In 2006 at age 30, Nicole Lee became executive director of TransAfrica Forum and the first female to head the Washington DC-based international organization that promotes human rights and social justice for people of African descent. TransAfrica was the lead organization in the "Free South Africa Movement," which has been credited with helping to end apartheid in South Africa.

Lee oversees the organization's human rights and advocacy work relating to Africa and other world locations where Afro-descendants reside, including Europe, the Caribbean and South America.

Since her appointment, TransAfrica has focused on constituent education and advocating against "vulture funds," a process that involves multinational conglomerate corporations moving into third world countries where labor is cheap, tax breaks are high, currency is unstable and open to manipulation, and where assets such as factories, banks and businesses are available for pennies on the dollar.

Presumably done under the guise of debt relief, in actuality the conglomerates buy African and Latin American debt from the lending country for a reduced amount, and then press the struggling nations into courts as they demand payment of the full loan and interest several times the original value of the debt, rendering any debt relief meaningless.

Lee travels frequently to not only the African continent, but also to countries with large Afro-descendant populations such as Brazil, Venezuela, Haiti and Columbia. She spends her time interacting with people and then conveys their concerns about human and political rights issues to U.S. politicians, policy makers and other agencies whose work impacts the global African population.

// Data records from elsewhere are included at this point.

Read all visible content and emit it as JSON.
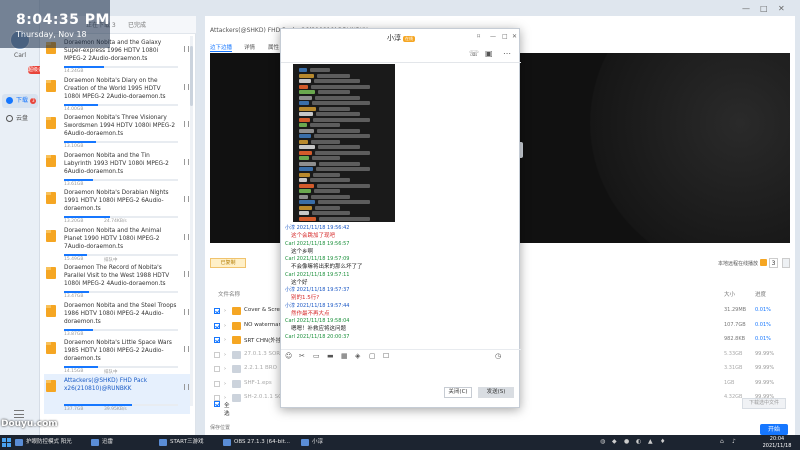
{
  "overlay": {
    "time": "8:04:35 PM",
    "date": "Thursday, Nov 18"
  },
  "watermark": "Douyu.com",
  "user": {
    "name": "Carl",
    "badge": "超级会员"
  },
  "nav": {
    "download": "下载",
    "download_badge": "3",
    "cloud": "云盘"
  },
  "list_tabs": [
    "正在下载 3",
    "已完成"
  ],
  "download_items": [
    {
      "name": "Doraemon Nobita and the Galaxy Super-express 1996 HDTV 1080i MPEG-2 2Audio-doraemon.ts",
      "size": "14.24GB",
      "progress": 0.35
    },
    {
      "name": "Doraemon Nobita's Diary on the Creation of the World 1995 HDTV 1080i MPEG-2 2Audio-doraemon.ts",
      "size": "14.00GB",
      "progress": 0.3
    },
    {
      "name": "Doraemon Nobita's Three Visionary Swordsmen 1994 HDTV 1080i MPEG-2 6Audio-doraemon.ts",
      "size": "13.10GB",
      "progress": 0.28
    },
    {
      "name": "Doraemon Nobita and the Tin Labyrinth 1993 HDTV 1080i MPEG-2 6Audio-doraemon.ts",
      "size": "13.61GB",
      "progress": 0.25
    },
    {
      "name": "Doraemon Nobita's Dorabian Nights 1991 HDTV 1080i MPEG-2 6Audio-doraemon.ts",
      "size": "13.20GB",
      "progress": 0.4,
      "speed": "24.74KB/s"
    },
    {
      "name": "Doraemon Nobita and the Animal Planet 1990 HDTV 1080i MPEG-2 7Audio-doraemon.ts",
      "size": "15.49GB",
      "progress": 0.2,
      "status": "排队中"
    },
    {
      "name": "Doraemon The Record of Nobita's Parallel Visit to the West 1988 HDTV 1080i MPEG-2 4Audio-doraemon.ts",
      "size": "13.47GB",
      "progress": 0.22
    },
    {
      "name": "Doraemon Nobita and the Steel Troops 1986 HDTV 1080i MPEG-2 4Audio-doraemon.ts",
      "size": "13.87GB",
      "progress": 0.25
    },
    {
      "name": "Doraemon Nobita's Little Space Wars 1985 HDTV 1080i MPEG-2 2Audio-doraemon.ts",
      "size": "14.15GB",
      "progress": 0.3,
      "status": "排队中"
    },
    {
      "name": "Attackers(@SHKD) FHD Pack x26(210810)@RUNBKK",
      "size": "137.7GB",
      "progress": 0.6,
      "speed": "39.95KB/s"
    }
  ],
  "main": {
    "title": "Attackers(@SHKD) FHD Pack x26(210810)@RUNBKK",
    "tabs": [
      "边下边播",
      "详情",
      "属性"
    ],
    "copy_label": "已复制",
    "remote_label": "本地远程在线播放",
    "remote_count": "3",
    "headers": {
      "name": "文件名称",
      "size": "大小",
      "progress": "进度"
    },
    "files": [
      {
        "name": "Cover & Screen",
        "size": "31.29MB",
        "progress": "0.01%",
        "checked": true
      },
      {
        "name": "NO watermarked",
        "size": "107.7GB",
        "progress": "0.01%",
        "checked": true
      },
      {
        "name": "SRT CHN(外挂字幕)",
        "size": "982.8KB",
        "progress": "0.01%",
        "checked": true
      },
      {
        "name": "27.0.1.3 SORRIER",
        "size": "5.33GB",
        "progress": "99.99%",
        "checked": false
      },
      {
        "name": "2.2.1.1 BRO",
        "size": "3.31GB",
        "progress": "99.99%",
        "checked": false
      },
      {
        "name": "SHF-1.eps",
        "size": "1GB",
        "progress": "99.99%",
        "checked": false
      },
      {
        "name": "SH-2.0.1.1 SOPRANO",
        "size": "4.32GB",
        "progress": "99.99%",
        "checked": false
      }
    ],
    "select_all": "全选",
    "download_selected": "下载选中文件",
    "save_location": "保存位置",
    "start_button": "开始"
  },
  "chat": {
    "title": "小淳",
    "title_badge": "在线",
    "messages": [
      {
        "who": "小淳",
        "ts": "2021/11/18 19:56:42",
        "text": "这个会跳加了现吧",
        "kind": "other",
        "red": true
      },
      {
        "who": "Carl",
        "ts": "2021/11/18 19:56:57",
        "text": "这个乡啊",
        "kind": "me"
      },
      {
        "who": "Carl",
        "ts": "2021/11/18 19:57:09",
        "text": "不会像嘛将出来的那么坏了了",
        "kind": "me"
      },
      {
        "who": "Carl",
        "ts": "2021/11/18 19:57:11",
        "text": "这个好",
        "kind": "me"
      },
      {
        "who": "小淳",
        "ts": "2021/11/18 19:57:37",
        "text": "别的1.5行?",
        "kind": "other",
        "red": true
      },
      {
        "who": "小淳",
        "ts": "2021/11/18 19:57:44",
        "text": "然作最不再大点",
        "kind": "other",
        "red": true
      },
      {
        "who": "Carl",
        "ts": "2021/11/18 19:58:04",
        "text": "嗯嗯！补救应将这问题",
        "kind": "me"
      },
      {
        "who": "Carl",
        "ts": "2021/11/18 20:00:37",
        "text": "",
        "kind": "me"
      }
    ],
    "close_label": "关闭(C)",
    "send_label": "发送(S)"
  },
  "taskbar": {
    "items": [
      "护眼防控模式 阳光",
      "迅雷",
      "START三游戏",
      "OBS 27.1.3 (64-bit...",
      "小淳"
    ],
    "time": "20:04",
    "date": "2021/11/18"
  },
  "colors": {
    "accent": "#1677ff",
    "folder": "#f5a623",
    "me": "#1a8f3a",
    "other": "#1a57c4",
    "alert": "#d62828"
  }
}
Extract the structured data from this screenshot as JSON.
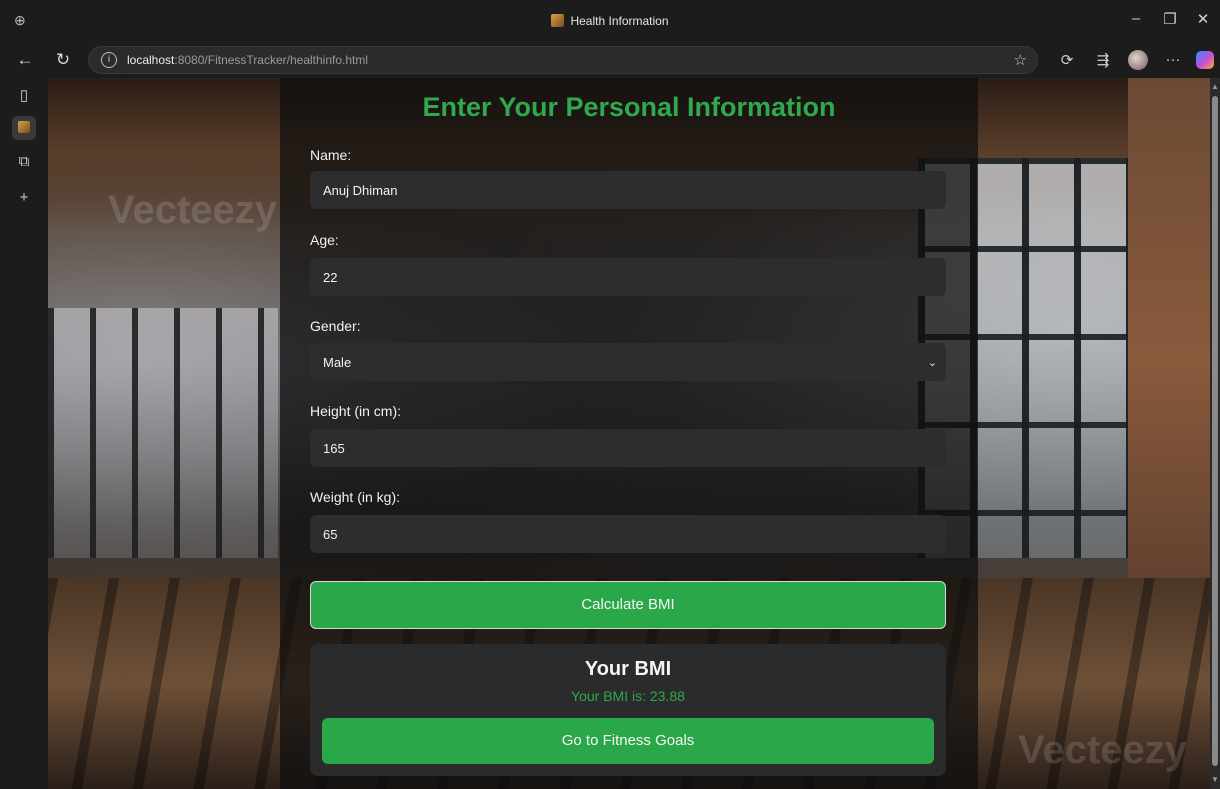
{
  "browser": {
    "tab_title": "Health Information",
    "url_host": "localhost",
    "url_path": ":8080/FitnessTracker/healthinfo.html",
    "icons": {
      "app": "workspaces-icon",
      "back": "back-arrow-icon",
      "refresh": "refresh-icon",
      "info": "info-icon",
      "favorite": "star-icon",
      "extensions": "extensions-icon",
      "favorites_bar": "favorites-icon",
      "more": "more-icon",
      "minimize": "minimize-icon",
      "restore": "restore-icon",
      "close": "close-icon"
    },
    "window_controls": {
      "minimize": "–",
      "restore": "❐",
      "close": "✕"
    },
    "glyphs": {
      "back": "←",
      "refresh": "↻",
      "info": "i",
      "star": "☆",
      "ext": "⟳",
      "fav": "⇶",
      "more": "···",
      "tabs": "▯",
      "collections": "⧉",
      "add": "+",
      "app": "⊕"
    }
  },
  "form": {
    "heading": "Enter Your Personal Information",
    "fields": [
      {
        "label": "Name:",
        "value": "Anuj Dhiman"
      },
      {
        "label": "Age:",
        "value": "22"
      },
      {
        "label": "Gender:",
        "value": "Male"
      },
      {
        "label": "Height (in cm):",
        "value": "165"
      },
      {
        "label": "Weight (in kg):",
        "value": "65"
      }
    ],
    "calculate_label": "Calculate BMI"
  },
  "result": {
    "title": "Your BMI",
    "value_text": "Your BMI is: 23.88",
    "goals_label": "Go to Fitness Goals"
  },
  "colors": {
    "accent": "#2aa748",
    "heading": "#2fa84f",
    "input_bg": "#2d2d2d"
  },
  "watermark": "Vecteezy"
}
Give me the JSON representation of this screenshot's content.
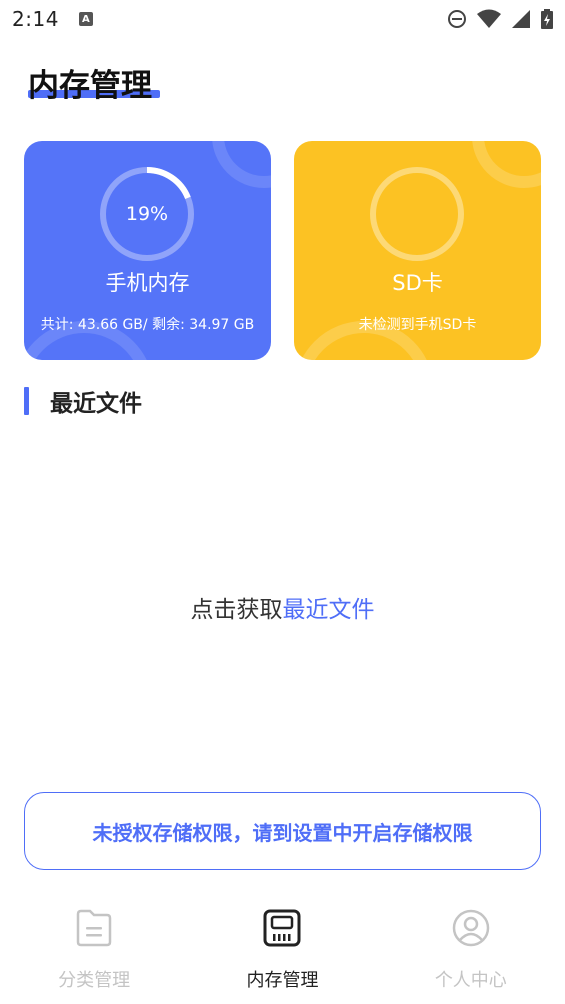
{
  "status": {
    "time": "2:14",
    "notif_icon": "a-icon",
    "dnd_icon": "dnd-icon",
    "wifi_icon": "wifi-icon",
    "signal_icon": "signal-icon",
    "battery_icon": "battery-charging-icon"
  },
  "page": {
    "title": "内存管理"
  },
  "phone_card": {
    "percent_label": "19%",
    "percent": 19,
    "label": "手机内存",
    "detail": "共计: 43.66 GB/ 剩余: 34.97 GB",
    "color": "#5574f8"
  },
  "sd_card": {
    "label": "SD卡",
    "detail": "未检测到手机SD卡",
    "color": "#fcc223"
  },
  "recent": {
    "section_title": "最近文件",
    "prompt_prefix": "点击获取",
    "prompt_link": "最近文件"
  },
  "permission": {
    "message": "未授权存储权限，请到设置中开启存储权限"
  },
  "tabs": [
    {
      "label": "分类管理",
      "icon": "file-category-icon",
      "active": false
    },
    {
      "label": "内存管理",
      "icon": "memory-card-icon",
      "active": true
    },
    {
      "label": "个人中心",
      "icon": "user-profile-icon",
      "active": false
    }
  ],
  "colors": {
    "accent": "#4f6ef7",
    "inactive": "#c4c4c4"
  }
}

The plight of Haitian workers in the Dominican Republic, the contentious relationship with opposition leaders by Zimbabwe's President Robert Mugabe, the dangers of further militarization in Africa and the unintentional negative effects of the U.S. government's war on drugs have all been recent key issues on the TransAfrica Forum's radar.

As an intern in South Africa, Lee worked on an environmental class-action suit while a UB International Law Fellow. A year later and just two weeks removed from earning her law degree, she joined Haiti's Bureau des Avocati Internationaux, where she investigated and prosecuted human rights violations committed during the Haitian coup in 1994.

She returned to the U.S. in 2004 to work as a human rights lobbyist in Washington, and then became the managing director of the HIV/IDS advocacy group Global Justice. In 2005, she joined TransAfrica Forum as director of operations and senior policy researcher.

Named one of the top 150 most influential African Americans by Ebony Magazine, Lee received the UB Law Students of Color Distinguished Alumni Award.